Hi

I haven't been on for a while but thought i would update you on my neuropathy journey. I have today seen my neuro. My neuro reminded me how rare my presentation was, being NLD and also with increased nerve fibers rather than decreased.

I have been offered IVIG as a trial (being in the UK on NHS is very difficult to obtain).

As i have mentioned before, when i first saw him in 2013 i didn't have any pain , just strange feelings all over my body. When he suggested SFN i was in shock and scared myself to death with searching the net. I then experienced a sudden onset of bodywide pain. After a few months this gradually subsided. I have had pain on and off which has been related to stress, but most of the time i feel nearly symptom free.

I asked my neuro if he thought this could be autoimmune, he said he can't prove it, but he thinks that i could have had a virus and which triggered variant of Guillian Barre Syndrome which only effects the small nerves.

Its difficult to know what for sure has caused it, but this neuro is pretty spot on, he has seen alot of SFN cases from working at the main hospital in London.
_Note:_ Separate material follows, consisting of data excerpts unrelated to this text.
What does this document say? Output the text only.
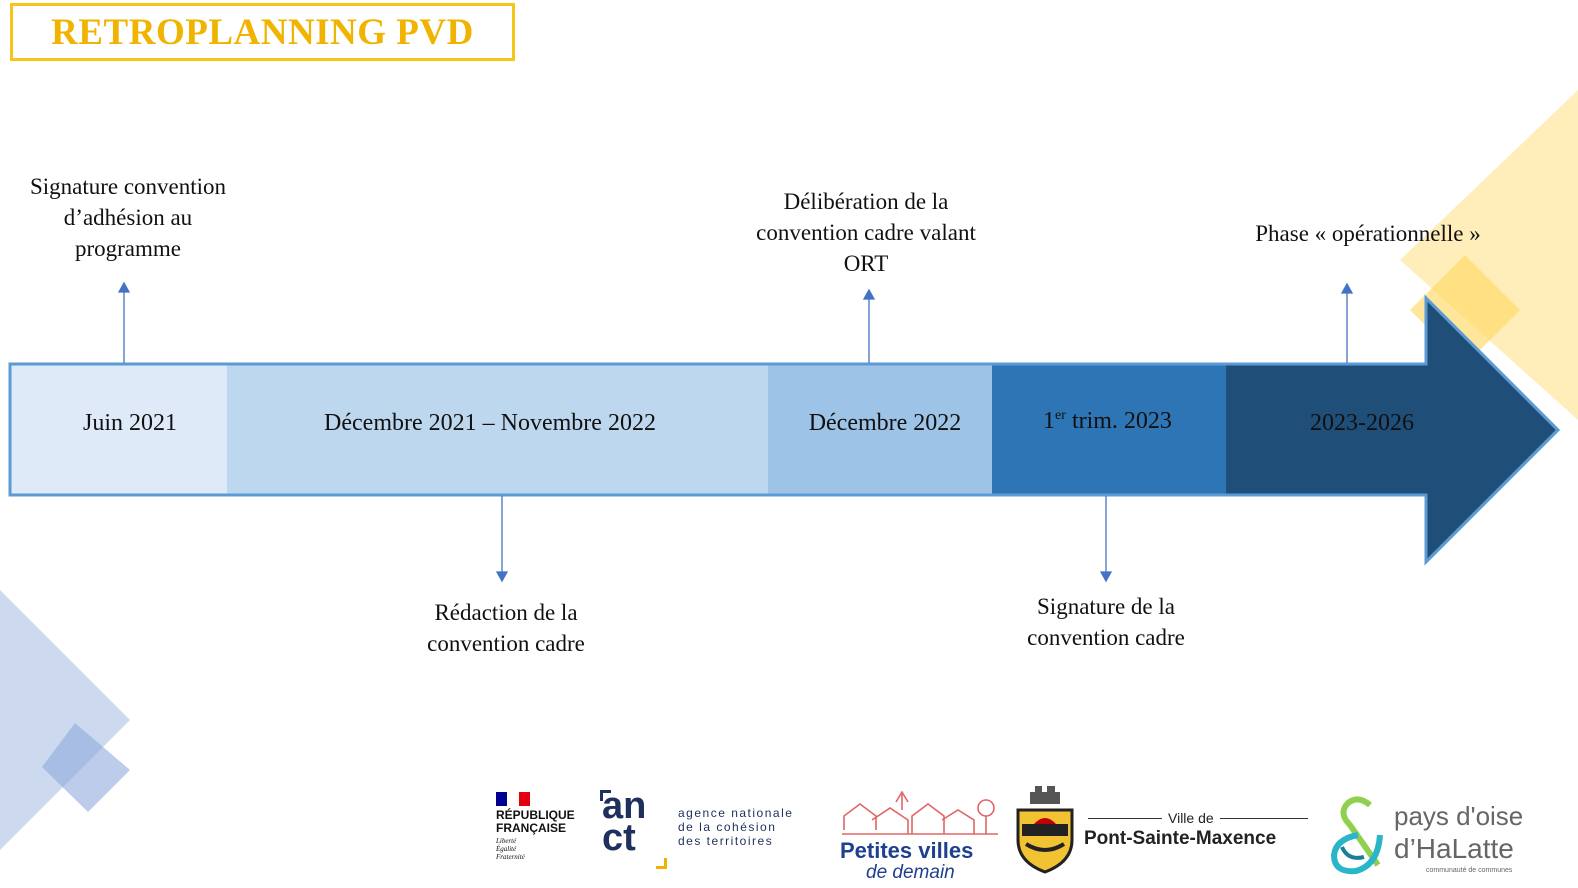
RETROPLANNING PVD
Juin 2021	Décembre 2021 – Novembre 2022	Décembre 2022	1er trim. 2023	2023-2026
Signature convention
d’adhésion au
programme
Délibération de la
convention cadre valant
ORT
Phase « opérationnelle »
Rédaction de la
convention cadre
Signature de la
convention cadre
RÉPUBLIQUE
FRANÇAISE
Liberté
Égalité
Fraternité
an
ct
agence nationale
de la cohésion
des territoires	Petites villes
de demain
Ville de
Pont-Sainte-Maxence
pays d'oise
d’HaLatte
communauté de communes
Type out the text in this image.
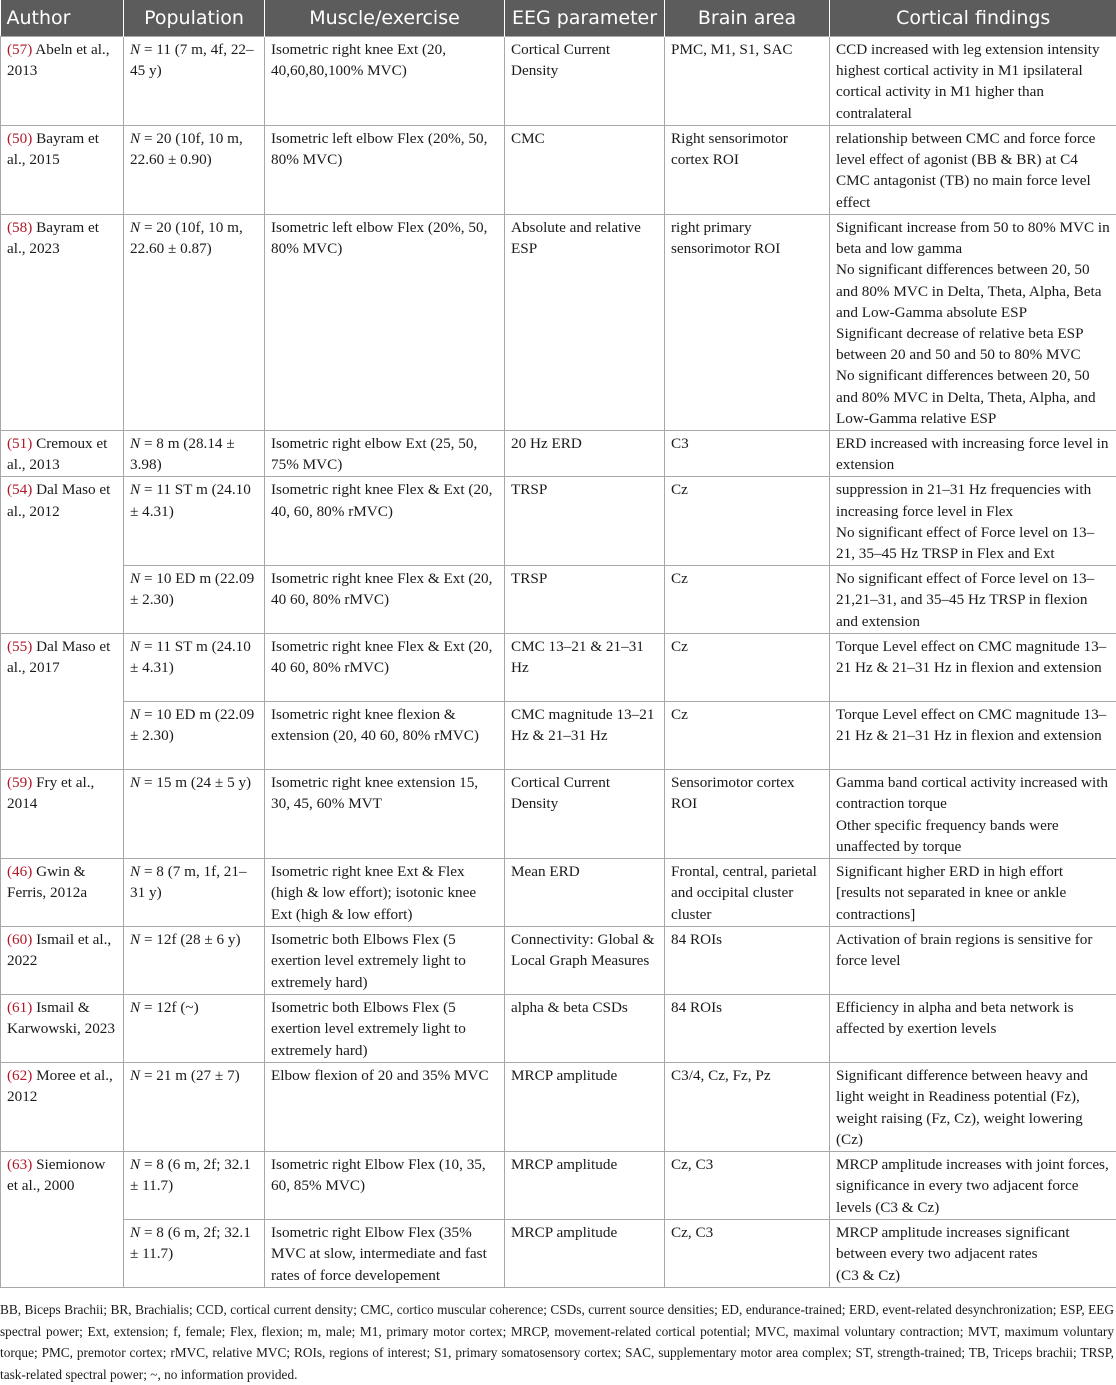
Author	Population	Muscle/exercise	EEG parameter	Brain area	Cortical findings
(57) Abeln et al., 2013	N = 11 (7 m, 4f, 22–45 y)	Isometric right knee Ext (20, 40,60,80,100% MVC)	Cortical Current Density	PMC, M1, S1, SAC	CCD increased with leg extension intensity
highest cortical activity in M1 ipsilateral
cortical activity in M1 higher than contralateral

(50) Bayram et al., 2015	N = 20 (10f, 10 m, 22.60 ± 0.90)	Isometric left elbow Flex (20%, 50, 80% MVC)	CMC	Right sensorimotor cortex ROI	relationship between CMC and force force level effect of agonist (BB & BR) at C4 CMC antagonist (TB) no main force level effect

(58) Bayram et al., 2023	N = 20 (10f, 10 m, 22.60 ± 0.87)	Isometric left elbow Flex (20%, 50, 80% MVC)	Absolute and relative ESP	right primary sensorimotor ROI	Significant increase from 50 to 80% MVC in beta and low gamma
No significant differences between 20, 50 and 80% MVC in Delta, Theta, Alpha, Beta and Low-Gamma absolute ESP
Significant decrease of relative beta ESP between 20 and 50 and 50 to 80% MVC
No significant differences between 20, 50 and 80% MVC in Delta, Theta, Alpha, and Low-Gamma relative ESP

(51) Cremoux et al., 2013	N = 8 m (28.14 ± 3.98)	Isometric right elbow Ext (25, 50, 75% MVC)	20 Hz ERD	C3	ERD increased with increasing force level in extension

(54) Dal Maso et al., 2012	N = 11 ST m (24.10 ± 4.31)	Isometric right knee Flex & Ext (20, 40, 60, 80% rMVC)	TRSP	Cz	suppression in 21–31 Hz frequencies with increasing force level in Flex
No significant effect of Force level on 13–21, 35–45 Hz TRSP in Flex and Ext

	N = 10 ED m (22.09 ± 2.30)	Isometric right knee Flex & Ext (20, 40 60, 80% rMVC)	TRSP	Cz	No significant effect of Force level on 13–21,21–31, and 35–45 Hz TRSP in flexion and extension

(55) Dal Maso et al., 2017	N = 11 ST m (24.10 ± 4.31)	Isometric right knee Flex & Ext (20, 40 60, 80% rMVC)	CMC 13–21 & 21–31 Hz	Cz	Torque Level effect on CMC magnitude 13–21 Hz & 21–31 Hz in flexion and extension

	N = 10 ED m (22.09 ± 2.30)	Isometric right knee flexion & extension (20, 40 60, 80% rMVC)	CMC magnitude 13–21 Hz & 21–31 Hz	Cz	Torque Level effect on CMC magnitude 13–21 Hz & 21–31 Hz in flexion and extension

(59) Fry et al., 2014	N = 15 m (24 ± 5 y)	Isometric right knee extension 15, 30, 45, 60% MVT	Cortical Current Density	Sensorimotor cortex ROI	Gamma band cortical activity increased with contraction torque
Other specific frequency bands were unaffected by torque

(46) Gwin & Ferris, 2012a	N = 8 (7 m, 1f, 21–31 y)	Isometric right knee Ext & Flex (high & low effort); isotonic knee Ext (high & low effort)	Mean ERD	Frontal, central, parietal and occipital cluster cluster	Significant higher ERD in high effort [results not separated in knee or ankle contractions]

(60) Ismail et al., 2022	N = 12f (28 ± 6 y)	Isometric both Elbows Flex (5 exertion level extremely light to extremely hard)	Connectivity: Global & Local Graph Measures	84 ROIs	Activation of brain regions is sensitive for force level

(61) Ismail & Karwowski, 2023	N = 12f (~)	Isometric both Elbows Flex (5 exertion level extremely light to extremely hard)	alpha & beta CSDs	84 ROIs	Efficiency in alpha and beta network is affected by exertion levels

(62) Moree et al., 2012	N = 21 m (27 ± 7)	Elbow flexion of 20 and 35% MVC	MRCP amplitude	C3/4, Cz, Fz, Pz	Significant difference between heavy and light weight in Readiness potential (Fz), weight raising (Fz, Cz), weight lowering (Cz)

(63) Siemionow et al., 2000	N = 8 (6 m, 2f; 32.1 ± 11.7)	Isometric right Elbow Flex (10, 35, 60, 85% MVC)	MRCP amplitude	Cz, C3	MRCP amplitude increases with joint forces, significance in every two adjacent force levels (C3 & Cz)

	N = 8 (6 m, 2f; 32.1 ± 11.7)	Isometric right Elbow Flex (35% MVC at slow, intermediate and fast rates of force developement	MRCP amplitude	Cz, C3	MRCP amplitude increases significant between every two adjacent rates
(C3 & Cz)
BB, Biceps Brachii; BR, Brachialis; CCD, cortical current density; CMC, cortico muscular coherence; CSDs, current source densities; ED, endurance-trained; ERD, event-related desynchronization; ESP, EEG spectral power; Ext, extension; f, female; Flex, flexion; m, male; M1, primary motor cortex; MRCP, movement-related cortical potential; MVC, maximal voluntary contraction; MVT, maximum voluntary torque; PMC, premotor cortex; rMVC, relative MVC; ROIs, regions of interest; S1, primary somatosensory cortex; SAC, supplementary motor area complex; ST, strength-trained; TB, Triceps brachii; TRSP, task-related spectral power; ~, no information provided.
He has also seen patients with increased fibres such as myself which is very unusual. He has put the IVIG trial on hold.

I do still get strange symptoms and flare ups, i wonder if this will be like this for the rest of my life. I wonder if it is getting better or gone away. Just wish i knew what had caused it in the first place.

Hi LouLou

Sorry to hear you are having to deal with SFN but equally glad to hear you are getting what sounds like some good treatment from a responsive neuro.

Your post jogged my memory of an article I read recently specifically about a type of SFN being a a variant of GB.
Here's the link:

http://jnnp.bmj.com/content/72/4/540.full
"Acute small fibre sensory neuropathy: another variant of Guillain-Barré syndrome?"
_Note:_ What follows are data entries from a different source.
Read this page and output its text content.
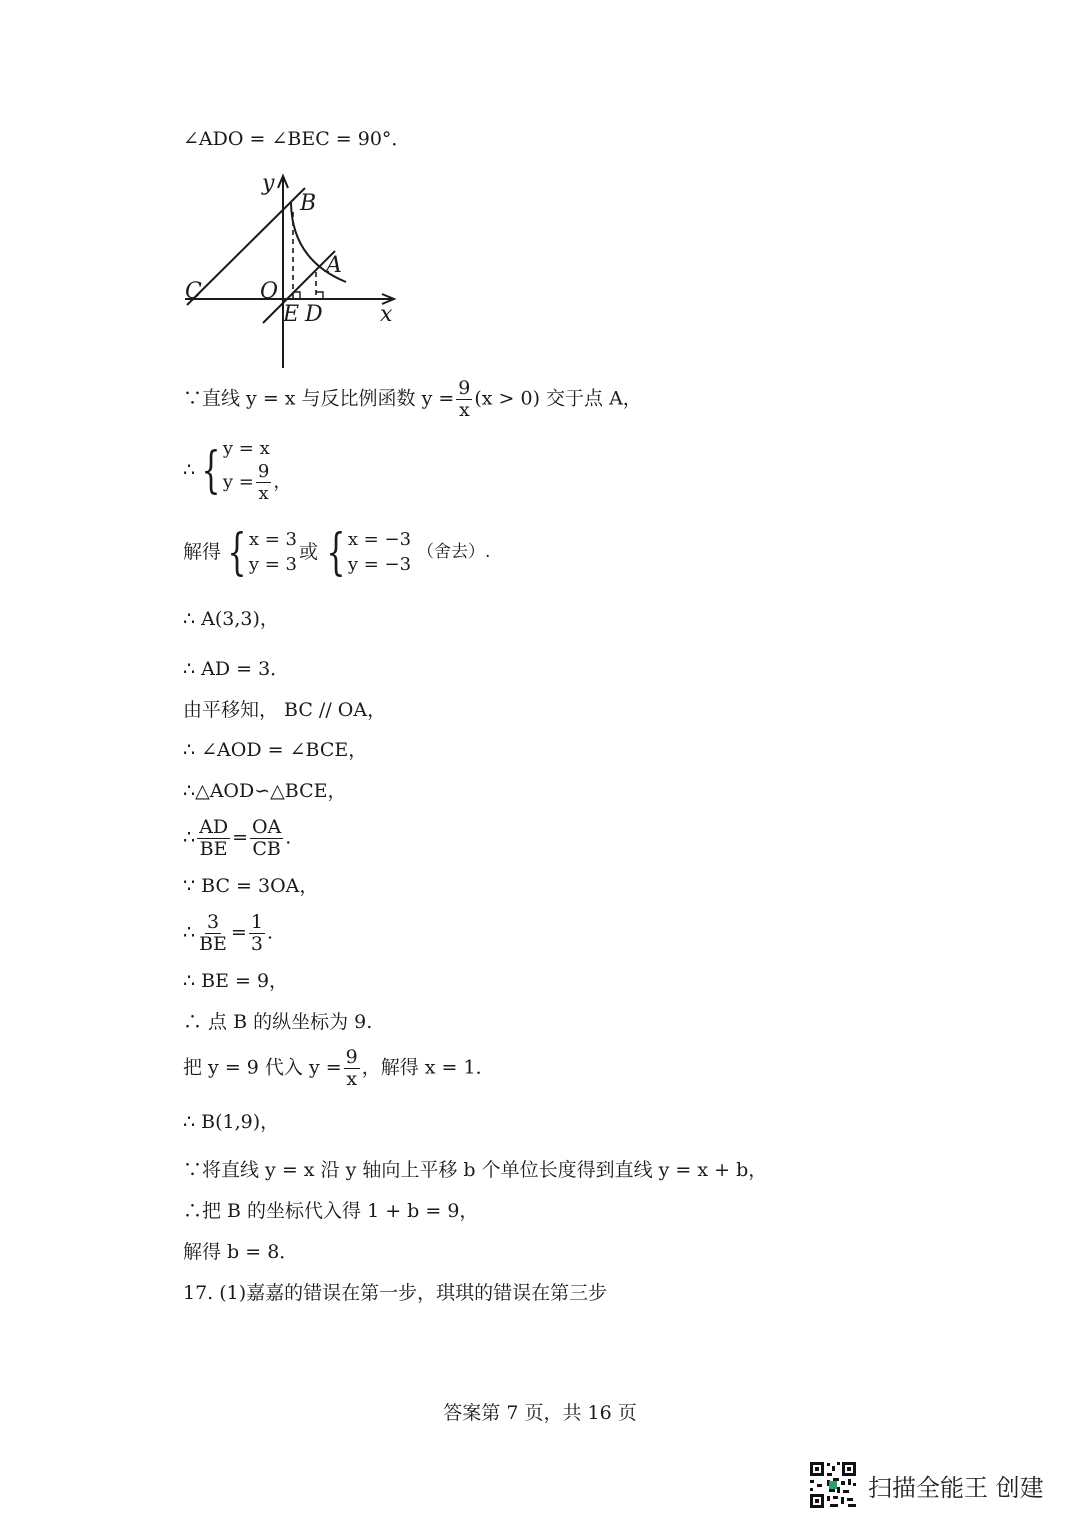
∠ADO = ∠BEC = 90°．
y
B
A
C	O
E D	x
∵直线 y = x 与反比例函数 $y = \frac{9}{x} (x > 0)$ 交于点 A，
∴ { y = x
$y = \frac{9}{x}$ ，
解得 { x = 3
y = 3
或 { x = −3
y = −3
（舍去）.
∴ A(3,3)，
∴ AD = 3．
由平移知， BC // OA，
∴ ∠AOD = ∠BCE，
∴△AOD∽△BCE，
∴ $\frac{AD}{BE} = \frac{OA}{CB}$ .
∵ BC = 3OA，
∴ $\frac{3}{BE} = \frac{1}{3}$ .
∴ BE = 9，
∴ 点 B 的纵坐标为 9.
把 y = 9 代入 $y = \frac{9}{x}$ ，解得 x = 1．
∴ B(1,9)，
∵将直线 y = x 沿 y 轴向上平移 b 个单位长度得到直线 y = x + b，
∴把 B 的坐标代入得 1 + b = 9，
解得 b = 8．
17. (1)嘉嘉的错误在第一步，琪琪的错误在第三步
答案第 7 页，共 16 页
扫描全能王 创建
Although the article is dated 2001 it has a lot of info that you may find useful.

All the best for your IVIG trial. Let us know how you get on.

Thank you Bluesfan

Hi loulou
My name is Nicolas, I am a 26 French guy. I have created an account here so that I can talk to you cause your case is what I have seen the most similar to mine.
In 2014 I went at the ER for suspicion of GB. It wasn't Then I had two years with mixed times : sometimes painful, sometimes not. Mostly mild.
But a month ago it went crazy and all my body started hurting bad. Much much worse that it ever was. I was really symptom free one month ago. How crazy?
I would really like to get into contact with you and know more about your story.
Thanks and all the best

--there is an uncommon variant known as acute onset small fiber neuropathy, that is sometimes thought to be a small fiber variant of Guillain Barre, or a Guillian Barre "like" syndrome:

GBS

Pain Differential Diagnosis

Acute small fibre sensory neuropathy: another variant of Guillain-Barre syndrome? -- Seneviratne and Gunasekera 72 (4): 54
-- Journal of Neurology, Neurosurgery & Psychiatry

Hi there. Happy to talk about my story. They do not think it was gbs now. They believe it is inflammation which seems to fluctuate. I feel o.k about 80% of the time but having another flare this evening. Have you had the skin biopsy yet?

Thanks for answering loulou :-). I did not. Actually I have been seeing a neuro during one year after the onset of my symptoms. He didn't tell me anything. I then suspected SFN by looking on the Internet. But I did not look further as it was just like you feeling well 80% of the time. But my last flare led my to take a new appointment with a good SFN specialist. One month from today. I guess he will ask for the skin biopsy.
Like you is seems to come and go... You're lucky to have found a good neuro. Mine was average and it was like if it was not written in his neuro book, then it didn't exist. I told him about possible sensory only GBS and it told me that It didn't exist. Crazy lack of curiosity. I thought doctors wanted to be doctors so that they can help people and dig deep if necessary... Well... Not everyone
Do you have any meds?

Hi there I take amatryptoline not sure how you spell! Also lyrica. When I was going through my very painful phase both of these drugs helped .I still take them but pain comes and goes. Comes on more with stress. It is fluctuating inflammation. If I feel I am progressing will try the trial of ivig but for the moment I manage well on the pain meds. Good luck and keep us informed.